Splitting a string while keeping the delimiters except escaped ones (regex)


If I have a String which is delimited by a character, let's say this:

a-b-c

and I want to keep the delimiters, I can use look-behind and look-ahead to keep the delimiters themselves, like:

string.split("((?<=-)|(?=-))");

which results in

  • a
  • -
  • b
  • -
  • c

Now, if one of the delimiters is escaped, like this:

a-b\-c

And I want to honor the escape, I figured out to use a regex like this:

((?<=-(?!(?<=\\-))) | (?=-(?!(?<=\\-))))  

ergo

string.split("((?<=-(?!(?<=\\\\-)))|(?=-(?!(?<=\\\\-))))"):

Now, this works and results in:

  • a
  • -
  • b\-c

(The backslash I'd later remove with string.replace("\\", "");, I haven't found a way to include that in the regex)

My Problem is one of understanding.
The way I understood it, the regex would be, in words,

split ((if '-' is before (unless ('\-' is before))) or (if '-' is after (unless ('\-' is before))))

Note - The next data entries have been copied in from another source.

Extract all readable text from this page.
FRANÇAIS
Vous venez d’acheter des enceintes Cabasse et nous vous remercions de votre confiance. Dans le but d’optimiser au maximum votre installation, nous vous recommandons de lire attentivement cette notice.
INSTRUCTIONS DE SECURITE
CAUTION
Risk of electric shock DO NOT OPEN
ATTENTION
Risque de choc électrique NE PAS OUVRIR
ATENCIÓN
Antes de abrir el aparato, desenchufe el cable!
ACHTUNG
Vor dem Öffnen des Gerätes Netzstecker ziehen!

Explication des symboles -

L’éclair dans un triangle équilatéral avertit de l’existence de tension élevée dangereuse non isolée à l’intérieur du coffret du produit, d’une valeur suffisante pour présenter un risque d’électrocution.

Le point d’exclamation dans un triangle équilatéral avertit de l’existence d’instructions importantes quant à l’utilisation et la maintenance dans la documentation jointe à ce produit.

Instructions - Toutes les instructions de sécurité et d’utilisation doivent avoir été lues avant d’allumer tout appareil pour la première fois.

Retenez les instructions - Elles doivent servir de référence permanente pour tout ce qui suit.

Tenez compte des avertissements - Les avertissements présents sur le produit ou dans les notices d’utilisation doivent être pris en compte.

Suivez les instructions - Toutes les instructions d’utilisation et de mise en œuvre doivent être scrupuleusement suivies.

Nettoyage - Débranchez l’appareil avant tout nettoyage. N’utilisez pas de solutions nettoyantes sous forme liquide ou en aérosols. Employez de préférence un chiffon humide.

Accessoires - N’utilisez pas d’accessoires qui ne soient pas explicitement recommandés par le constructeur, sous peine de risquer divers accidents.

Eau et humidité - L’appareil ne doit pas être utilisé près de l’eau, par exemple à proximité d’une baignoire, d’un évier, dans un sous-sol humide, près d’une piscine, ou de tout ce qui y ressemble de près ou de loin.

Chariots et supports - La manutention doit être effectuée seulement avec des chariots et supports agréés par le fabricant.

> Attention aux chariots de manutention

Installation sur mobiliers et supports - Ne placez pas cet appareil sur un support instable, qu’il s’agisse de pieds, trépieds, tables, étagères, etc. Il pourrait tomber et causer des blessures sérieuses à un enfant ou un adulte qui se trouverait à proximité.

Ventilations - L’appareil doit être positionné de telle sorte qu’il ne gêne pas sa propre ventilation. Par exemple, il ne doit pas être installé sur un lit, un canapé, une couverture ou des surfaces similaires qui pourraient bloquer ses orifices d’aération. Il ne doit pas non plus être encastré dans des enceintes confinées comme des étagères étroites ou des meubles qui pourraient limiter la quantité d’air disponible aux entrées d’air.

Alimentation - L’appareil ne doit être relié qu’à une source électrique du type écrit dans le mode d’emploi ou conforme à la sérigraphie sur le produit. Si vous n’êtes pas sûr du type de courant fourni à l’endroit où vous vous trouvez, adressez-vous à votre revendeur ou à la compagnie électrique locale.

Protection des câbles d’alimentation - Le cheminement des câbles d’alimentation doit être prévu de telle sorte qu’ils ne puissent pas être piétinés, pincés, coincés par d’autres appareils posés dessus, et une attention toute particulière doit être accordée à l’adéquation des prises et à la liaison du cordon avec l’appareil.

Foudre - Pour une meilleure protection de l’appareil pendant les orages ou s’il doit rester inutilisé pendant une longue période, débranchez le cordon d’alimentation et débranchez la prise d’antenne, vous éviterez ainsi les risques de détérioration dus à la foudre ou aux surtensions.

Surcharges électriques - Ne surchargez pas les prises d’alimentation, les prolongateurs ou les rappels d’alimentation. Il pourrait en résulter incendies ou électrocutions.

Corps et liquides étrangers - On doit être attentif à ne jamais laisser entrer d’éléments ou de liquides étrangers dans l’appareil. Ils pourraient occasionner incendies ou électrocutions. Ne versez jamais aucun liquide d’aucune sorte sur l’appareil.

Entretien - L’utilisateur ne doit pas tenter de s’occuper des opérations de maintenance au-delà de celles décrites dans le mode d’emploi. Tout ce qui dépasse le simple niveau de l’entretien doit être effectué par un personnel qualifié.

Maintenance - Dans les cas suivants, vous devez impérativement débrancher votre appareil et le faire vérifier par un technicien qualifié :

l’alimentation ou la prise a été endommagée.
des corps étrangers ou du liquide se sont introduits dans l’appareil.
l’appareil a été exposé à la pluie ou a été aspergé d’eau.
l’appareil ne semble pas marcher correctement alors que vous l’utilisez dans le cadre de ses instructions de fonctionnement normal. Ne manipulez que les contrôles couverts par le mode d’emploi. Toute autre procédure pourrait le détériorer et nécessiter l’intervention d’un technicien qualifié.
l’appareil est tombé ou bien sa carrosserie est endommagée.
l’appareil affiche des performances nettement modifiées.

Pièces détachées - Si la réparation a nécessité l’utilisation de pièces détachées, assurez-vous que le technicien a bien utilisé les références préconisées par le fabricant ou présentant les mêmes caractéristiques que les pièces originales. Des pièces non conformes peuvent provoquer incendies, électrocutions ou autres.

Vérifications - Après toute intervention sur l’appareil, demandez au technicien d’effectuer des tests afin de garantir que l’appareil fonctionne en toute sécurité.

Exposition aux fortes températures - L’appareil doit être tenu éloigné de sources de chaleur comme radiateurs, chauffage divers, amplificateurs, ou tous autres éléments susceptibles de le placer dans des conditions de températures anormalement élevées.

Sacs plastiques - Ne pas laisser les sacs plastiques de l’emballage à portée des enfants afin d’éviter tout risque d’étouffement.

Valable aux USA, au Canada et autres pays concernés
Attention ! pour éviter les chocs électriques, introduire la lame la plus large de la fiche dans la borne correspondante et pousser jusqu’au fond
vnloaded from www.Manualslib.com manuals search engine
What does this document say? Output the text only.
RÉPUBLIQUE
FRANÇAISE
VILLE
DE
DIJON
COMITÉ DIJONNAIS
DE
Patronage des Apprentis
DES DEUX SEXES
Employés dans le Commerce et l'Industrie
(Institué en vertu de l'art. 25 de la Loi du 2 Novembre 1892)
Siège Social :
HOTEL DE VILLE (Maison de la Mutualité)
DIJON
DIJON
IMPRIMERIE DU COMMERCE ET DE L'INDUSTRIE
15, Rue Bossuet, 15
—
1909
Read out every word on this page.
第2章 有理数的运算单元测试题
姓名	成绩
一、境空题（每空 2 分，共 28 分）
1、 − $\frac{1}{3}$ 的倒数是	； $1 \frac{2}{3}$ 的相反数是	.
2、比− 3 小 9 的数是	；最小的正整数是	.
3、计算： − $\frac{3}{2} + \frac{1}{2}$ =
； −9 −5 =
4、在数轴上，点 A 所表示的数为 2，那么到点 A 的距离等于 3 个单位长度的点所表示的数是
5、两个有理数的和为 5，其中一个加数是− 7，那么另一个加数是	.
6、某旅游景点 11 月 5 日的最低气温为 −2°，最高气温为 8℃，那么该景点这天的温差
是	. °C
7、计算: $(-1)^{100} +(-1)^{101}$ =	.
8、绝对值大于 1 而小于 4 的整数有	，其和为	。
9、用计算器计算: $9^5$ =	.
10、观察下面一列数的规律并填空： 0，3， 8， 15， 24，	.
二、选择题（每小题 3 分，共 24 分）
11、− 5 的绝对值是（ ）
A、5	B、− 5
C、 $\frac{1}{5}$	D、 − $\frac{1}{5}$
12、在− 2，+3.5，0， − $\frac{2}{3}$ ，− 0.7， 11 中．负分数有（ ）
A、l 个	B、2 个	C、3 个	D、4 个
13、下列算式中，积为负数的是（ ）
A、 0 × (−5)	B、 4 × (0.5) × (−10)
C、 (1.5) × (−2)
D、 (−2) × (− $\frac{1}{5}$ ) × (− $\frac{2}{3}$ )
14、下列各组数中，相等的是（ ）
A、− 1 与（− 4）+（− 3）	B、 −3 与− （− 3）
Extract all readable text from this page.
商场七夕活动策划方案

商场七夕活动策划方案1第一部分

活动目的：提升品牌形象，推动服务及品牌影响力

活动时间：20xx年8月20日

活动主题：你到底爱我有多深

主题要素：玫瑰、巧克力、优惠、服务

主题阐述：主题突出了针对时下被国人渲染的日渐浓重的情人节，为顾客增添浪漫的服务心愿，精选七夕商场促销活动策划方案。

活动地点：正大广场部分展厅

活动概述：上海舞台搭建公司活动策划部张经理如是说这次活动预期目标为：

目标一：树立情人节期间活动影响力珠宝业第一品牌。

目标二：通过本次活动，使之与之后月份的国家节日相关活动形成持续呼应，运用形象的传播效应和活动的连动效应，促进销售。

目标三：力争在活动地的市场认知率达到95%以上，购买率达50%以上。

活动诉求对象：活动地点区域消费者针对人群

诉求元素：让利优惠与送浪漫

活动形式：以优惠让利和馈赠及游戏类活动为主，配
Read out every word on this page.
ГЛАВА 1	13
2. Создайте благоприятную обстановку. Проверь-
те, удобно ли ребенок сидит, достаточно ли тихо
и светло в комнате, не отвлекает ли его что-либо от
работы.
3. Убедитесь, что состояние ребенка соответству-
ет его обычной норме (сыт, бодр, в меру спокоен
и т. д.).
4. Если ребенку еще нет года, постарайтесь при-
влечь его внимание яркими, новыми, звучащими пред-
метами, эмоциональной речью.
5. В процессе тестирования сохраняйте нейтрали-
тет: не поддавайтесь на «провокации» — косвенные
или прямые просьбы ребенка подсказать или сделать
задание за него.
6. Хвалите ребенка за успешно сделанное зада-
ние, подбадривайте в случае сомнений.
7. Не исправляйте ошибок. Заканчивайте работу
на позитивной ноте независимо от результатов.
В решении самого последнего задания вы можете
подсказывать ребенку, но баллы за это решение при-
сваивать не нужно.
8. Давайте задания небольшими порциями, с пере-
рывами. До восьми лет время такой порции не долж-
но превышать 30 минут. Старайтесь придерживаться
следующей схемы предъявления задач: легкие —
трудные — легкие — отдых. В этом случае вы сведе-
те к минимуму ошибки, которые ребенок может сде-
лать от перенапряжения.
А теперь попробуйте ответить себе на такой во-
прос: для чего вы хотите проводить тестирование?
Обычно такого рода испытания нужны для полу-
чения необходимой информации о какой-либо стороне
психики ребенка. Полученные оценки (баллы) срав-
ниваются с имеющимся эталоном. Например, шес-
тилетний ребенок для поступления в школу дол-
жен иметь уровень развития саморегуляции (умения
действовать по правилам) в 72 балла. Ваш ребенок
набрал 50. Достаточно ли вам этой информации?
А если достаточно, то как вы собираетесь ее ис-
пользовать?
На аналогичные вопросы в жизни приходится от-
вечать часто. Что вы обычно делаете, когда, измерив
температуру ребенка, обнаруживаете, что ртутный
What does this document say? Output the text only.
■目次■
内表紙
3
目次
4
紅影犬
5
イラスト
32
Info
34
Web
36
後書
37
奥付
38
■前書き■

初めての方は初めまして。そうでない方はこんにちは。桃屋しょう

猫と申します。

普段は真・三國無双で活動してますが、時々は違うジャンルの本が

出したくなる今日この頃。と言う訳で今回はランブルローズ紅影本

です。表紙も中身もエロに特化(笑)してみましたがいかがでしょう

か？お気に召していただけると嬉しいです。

Why shouldn't the last part be "unless \ is before"? If '-' is after, that means we're between '\' and '-', so only \ should be before, not \\-, but it doesn't work if I change the regex to reflect that like this:

((?<=-(?!(?<=\\-))) | (?=-(?!(?<=\\))))  

Result: a, -, b\, -c

What is the reason for this? Where is my error in reasoning?


Solution

  • Why shouldn't the last part be "unless \ is before"?

    In

    (?=-(?!(?<=\\-)))) 
        ^here
    

    cursor is after - so "unless \ is before" will always be false since we always have - before current position.


    Maybe easier regex would be

    (?<=(?<!\\\\)-)|(?=(?<!\\\\)-)

    • (?<=(?<!\\\\)-) will check if we are after - that has no \ before.
    • (?=(?<!\\\\)-)will check if we are before - that has no \ before.